Author:
Sam Briuglio, GISP | Senior Vice President | sam.briuglio@pondco.com

Introduction

The practice of geospatial techniques is becoming increasingly more important in facilities and infrastructure planning, design, and management. Both government and the private sector have multiple systems and data standards in place to help with day-to-day operations and long-range decision making, which have shown to be powerful methods when implemented and sustained the right way.

Overview

Geographic information system (GIS) practices and data standards such as maintaining compliance standards and implementing GIS applications, helps clients avoid “garbage in/garbage out” scenarios in planning and design phases. This ultimately leads to fully auditable and executable products based on sound data and requirements. In many cases, GIS has proven to provide significant cost savings and return on investment (ROI) through best management practices including facility real property maintenance and use. However, there are several challenges to the execution of successful GIS initiatives including standardizing the collection methods, keeping up with and implementing the most up-to-date technologies, developing truly prioritized project lists, and the constant challenge of who is responsible for the upkeep of the data long-term.

Pond’s Expertise

Pond’s multi-disciplinary experts provide a full spectrum of geospatial services to address the challenges associated with executing successful GIS programs and achieving a firm baseline of information for planning and design initiatives. Our team integrates the use of GIS, remote sensing, and survey services to acquire and develop a foundation of vertical and horizontal infrastructure data for all projects. Pond has an extensive portfolio of projects completed for the federal government, energy providers, municipalities, and other clients. Using both portal and web application advanced solutions, we help our clients overcome workflow and process challenges. Pond’s products are standardized and incorporated into spatial analysis and stand-alone application systems to best support, grow, and visualize future client goals.

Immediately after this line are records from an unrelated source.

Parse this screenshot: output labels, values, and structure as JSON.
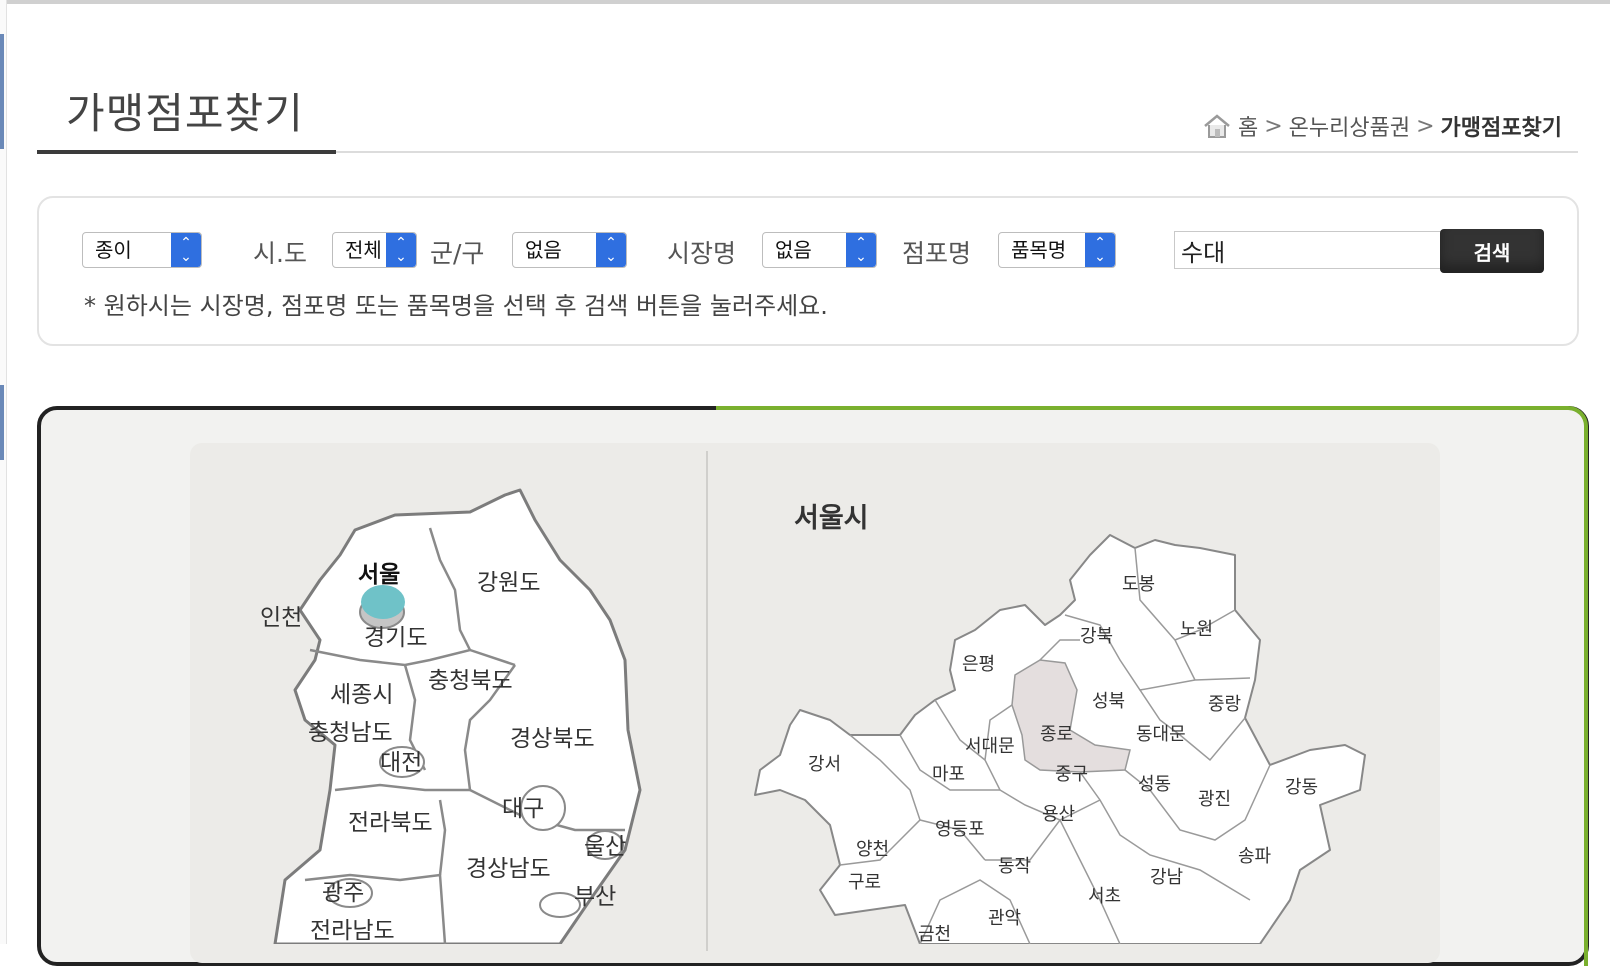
{
  "page": {
    "title": "가맹점포찾기"
  },
  "breadcrumb": {
    "home": "홈",
    "section": "온누리상품권",
    "current": "가맹점포찾기",
    "separator": ">"
  },
  "search": {
    "type_select": "종이",
    "sido_label": "시.도",
    "sido_select": "전체",
    "gugun_label": "군/구",
    "gugun_select": "없음",
    "market_label": "시장명",
    "market_select": "없음",
    "store_label": "점포명",
    "store_select": "품목명",
    "keyword_value": "수대",
    "search_button": "검색",
    "notice": "* 원하시는 시장명, 점포명 또는 품목명을 선택 후 검색 버튼을 눌러주세요."
  },
  "korea_map": {
    "regions": [
      "서울",
      "인천",
      "경기도",
      "강원도",
      "세종시",
      "충청북도",
      "충청남도",
      "대전",
      "경상북도",
      "대구",
      "전라북도",
      "울산",
      "광주",
      "경상남도",
      "부산",
      "전라남도"
    ],
    "selected": "서울",
    "selected_color": "#6fc2c8"
  },
  "seoul_map": {
    "title": "서울시",
    "districts": [
      "도봉",
      "노원",
      "강북",
      "은평",
      "성북",
      "중랑",
      "종로",
      "동대문",
      "서대문",
      "강서",
      "마포",
      "중구",
      "성동",
      "광진",
      "강동",
      "양천",
      "영등포",
      "용산",
      "송파",
      "구로",
      "동작",
      "서초",
      "강남",
      "금천",
      "관악"
    ],
    "selected": "종로",
    "selected_color": "#e4dede"
  }
}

Pond’s geospatial services take a multi-disciplinary approach to problem solving. Our peer-to-peer geospatial services include GIS analysts, developers, cartographers, architects, and engineers with unique GIS technical capabilities, allowing for the development of solutions for industry end-users by industry end-users, yielding a more intuitive and mission-critical solution set.

Pond’s solutions are often compliance based. Many of our clients are faced with having to update their datasets to meet a new federally or industry mandated data standard. These initiatives are mostly large-scale projects at state, regional, and municipal levels where GIS data not only has to be put into a compliant set, but also has to be updated to capture an accurate picture of the real property currently in place. The reconciliation of the client’s data not only yields an ROI by providing an accurate footprint for planning, design, and maintenance, but in some cases also provides sustainment funds for real property that clients did not know they had. In these cases, the ROI pays for the GIS project, and continues to do so through elimination of risk to day-to-day client missions.

Case Study: US Army Reserve GIS Data Collection and Development

USAR Viewer

USAR Viewer: Web‐based Management Application Utilization

Pond supported the US Army Reserve’s initiative to inventory, collect and develop infrastructure and facility GIS and building space data with facility and space utilization surveys for optimal planning and management. This effort included developing or standardizing Common Installation Picture GIS layers in the US Army GIS Standard, Spatial Data Standard for Facilities, Infrastructure, and Environment (SDSFIE), and Proactive Real-property Interactive Space Management System (PRISMS) data development to support the USAR’s 81st, 63rd, 88th, 99th Regional Commands and 9th Mission Support Command.

This project ultimately delivered the first complete GIS facilities and infrastructure dataset for facilities management within the DoD SDSFIE GIS standard and ESRI geodatabase format for the Army Reserve and building space standard for USAR sites across the continental United States, Puerto Rico, Alaska, Hawaii, American Samoa, Guam and Saipan. The project included over 600 field site visit locations for GIS/GPS data and floor plan verification for GIS and building system development including the following tasks:

  • External Asset Data Collection and Development – Pond developed SDSFIE-compliant GIS layers with virtual base, property boundary, fences, utilities, gates, parking, sidewalks, roads, airfields, power poles, manhole covers, pad & pole mount transformers, lift stations, communication boxes/vaults, meters, maintenance holes, hydrants, and the last highway mile marker post off property. The resulting GIS dataset yielded a real property reconciliation that included the addition of thousands of unclaimed assets, which in turn yields annual savings through better planning, design and management, and an increase in federal sustainment funds.
  • Metadata Delivery – The project also delivered updated metadata and highly accurate locations. Pond updated metadata files for all current geospatial data layers and created metadata for all newly created layers in accordance with the latest federal guidelines. All data acquisition was executed with sub-foot GPS technology, and refinement of aerial orthophotography mapping for reconciliation of GPS data gathered in the field.
  • Internal Asset Data Collection and Development – In addition to the external assets, Pond developed CADD floor plan data and facility space utilization per Army standard to verify real property data in their real property inventory and to support space utilization planning and facility management. The project developed real property reconciliation reports based on verified plans for the update of real property database facility tabulations, which in turn also developed additional ROI through sustainment funds based on found square footage, and a more accurate baseline for facilities design and management.
  • Web‐based Management Application Utilization – The scope required logistics management in a matrix; however, Pond saw an opportunity to maximize collaboration, visibility, and project engagement using a web‐based management application (see image above). This tool allowed stakeholders to see project status in real-time via a map of site locations and charts.

Bottom Line

The daily task of managing infrastructure and facilities data can be monumental, and accurate datasets limit risk to daily operations while providing an ROI where the projects help pay for themselves. Pond provides a full-spectrum, peer-to-peer set of geospatial services with a focus on quality, useability, and ROI. Providing solutions in data acquisition, database development, geospatial analysis, cartography, application development, enterprise consulting, and training, Pond helps clients navigate through the challenges of spatial data management and compliance-based initiatives. Our solutions ensure projects are auditable and executable.